Can four Burmese boys overcome cultural and financial barriers to make it in the merciless world of Thai boxing?
DIRECTED BY HÉLÈNE CHOQUETTE (Canada, Canadian Spectrum)
Monday, April 30, 7:30 p.m.
Thursday, May 3, 4:45 p.m.
TIFF Bell Lightbox 2 (350 King Street West)
Fists of Pride will be making its world premiere at Hot Docs 2012. The movie follows four young boys as they prepare for the annual Water Festival Thai boxing competition. All Karen migrants from Burma, they are seeking a better life and the riches of combat sports in Thailand. The boys live in an impoverished village home to Burmese migrants without papers or other chances to escape the fields and factories where their families work.

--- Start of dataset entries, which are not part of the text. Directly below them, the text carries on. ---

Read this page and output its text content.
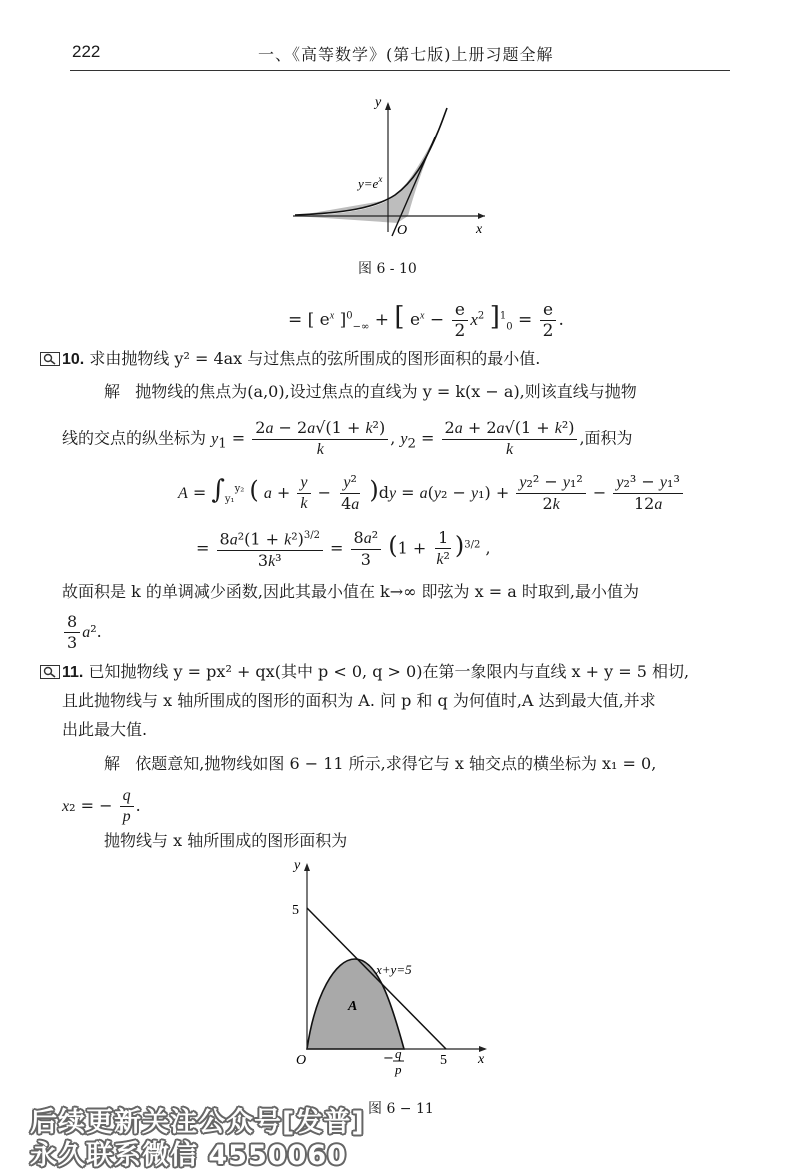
222	一、《高等数学》(第七版)上册习题全解
y
x
O
$y=e^x$
图 6 - 10
= [ $e^x$ ]$^0_{-\infty}$ + [ $e^x - \frac{e}{2} x^2$ ]$^1_0 = \frac{e}{2}$ .
10. 求由抛物线 y² = 4ax 与过焦点的弦所围成的图形面积的最小值.
解 抛物线的焦点为(a,0),设过焦点的直线为 y = k(x − a),则该直线与抛物
线的交点的纵坐标为 $y_1 = \frac{\text{2a − 2a√(1 + k²)}}{k}$ , $y_2 = \frac{\text{2a + 2a√(1 + k²)}}{k}$ ,面积为
$A = \int_{y_1}^{y_2}$ ( $a + \frac{y}{k} - \frac{\text{y²}}{4a} )dy = a(y_2 - y_1) + \frac{\text{y₂² − y₁²}}{2k} - \frac{\text{y₂³ − y₁³}}{12a}$
= $\frac{8a^2(1 + k^2)^{3/2}}{\text{3k³}} = \frac{\text{8a²}}{3} (1 + \frac{1}{\text{k²}} )^{3/2}$ ,
故面积是 k 的单调减少函数,因此其最小值在 k→∞ 即弦为 x = a 时取到,最小值为
$\frac{8}{3} a^2$.
11. 已知抛物线 y = px² + qx(其中 p < 0, q > 0)在第一象限内与直线 x + y = 5 相切,
且此抛物线与 x 轴所围成的图形的面积为 A. 问 p 和 q 为何值时,A 达到最大值,并求
出此最大值.
解 依题意知,抛物线如图 6 − 11 所示,求得它与 x 轴交点的横坐标为 x₁ = 0,
x₂ = − $\frac{q}{p}$ .
抛物线与 x 轴所围成的图形面积为
y
x
O
5
5
x+y=5
A
− q
p
图 6 − 11
后续更新关注公众号[发普]
永久联系微信 4550060
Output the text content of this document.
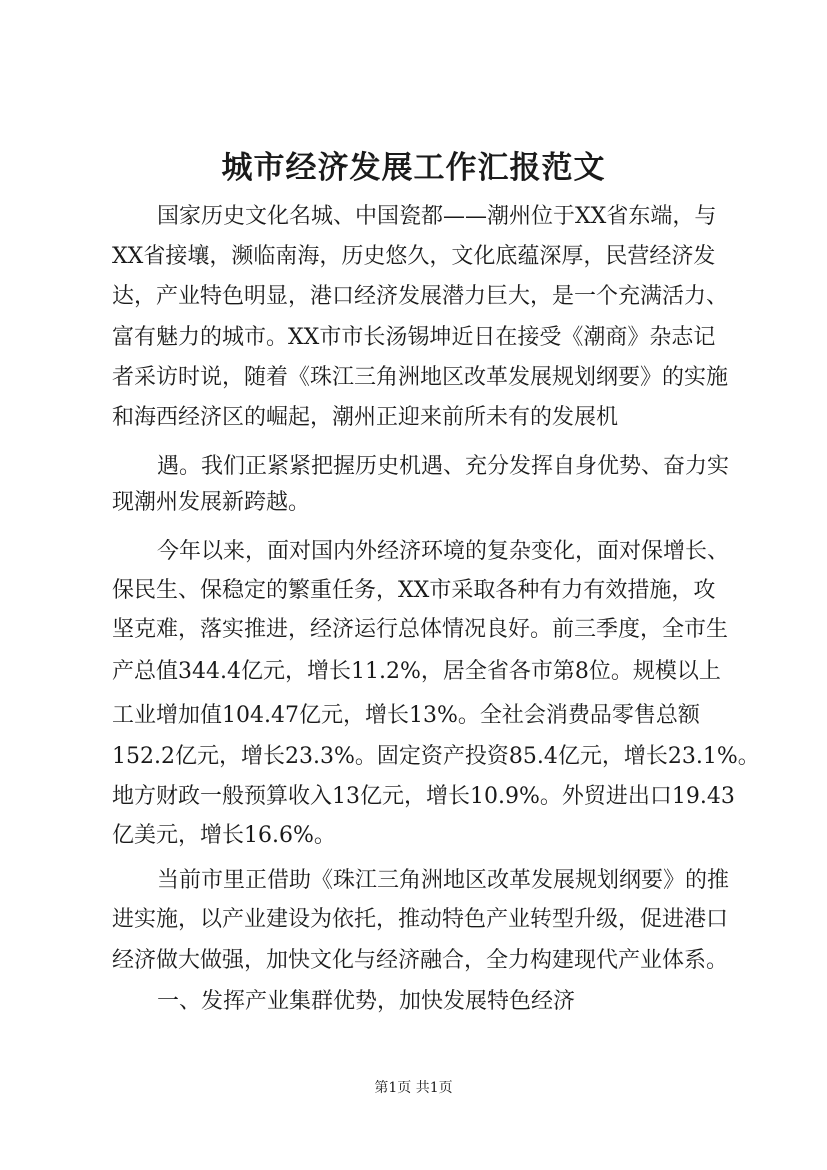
城市经济发展工作汇报范文

国家历史文化名城、中国瓷都——潮州位于XX省东端，与

XX省接壤，濒临南海，历史悠久，文化底蕴深厚，民营经济发

达，产业特色明显，港口经济发展潜力巨大，是一个充满活力、

富有魅力的城市。XX市市长汤锡坤近日在接受《潮商》杂志记

者采访时说，随着《珠江三角洲地区改革发展规划纲要》的实施

和海西经济区的崛起，潮州正迎来前所未有的发展机

遇。我们正紧紧把握历史机遇、充分发挥自身优势、奋力实

现潮州发展新跨越。

今年以来，面对国内外经济环境的复杂变化，面对保增长、

保民生、保稳定的繁重任务，XX市采取各种有力有效措施，攻

坚克难，落实推进，经济运行总体情况良好。前三季度，全市生

产总值344.4亿元，增长11.2%，居全省各市第8位。规模以上

工业增加值104.47亿元，增长13%。全社会消费品零售总额

152.2亿元，增长23.3%。固定资产投资85.4亿元，增长23.1%。

地方财政一般预算收入13亿元，增长10.9%。外贸进出口19.43

亿美元，增长16.6%。

当前市里正借助《珠江三角洲地区改革发展规划纲要》的推

进实施，以产业建设为依托，推动特色产业转型升级，促进港口

经济做大做强，加快文化与经济融合，全力构建现代产业体系。

一、发挥产业集群优势，加快发展特色经济

第1页 共1页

Going beyond the conventions of a typical rags-to-riches tale, the boys and Choquette recognize and acknowledge the impossibility of their dreams. The boys see examples of failed boxers close to them, but have few other options and persist with their plans. The coaches seem to be benevolent, but lingering questions about their motivations remain: the coaches earn money by gambling on their students bouts, and try to motivate their students by promising them a share of the prize money.
The documentary moves slowly, and with a sense of inevitability. It’s an interesting exploration of the conflicts between cultures. It’s also not afraid of ambiguity: it shows that the children are perceptive of the circumstances by which they are confined, and that they, all the while, hold onto nearly impossible hopes and dreams.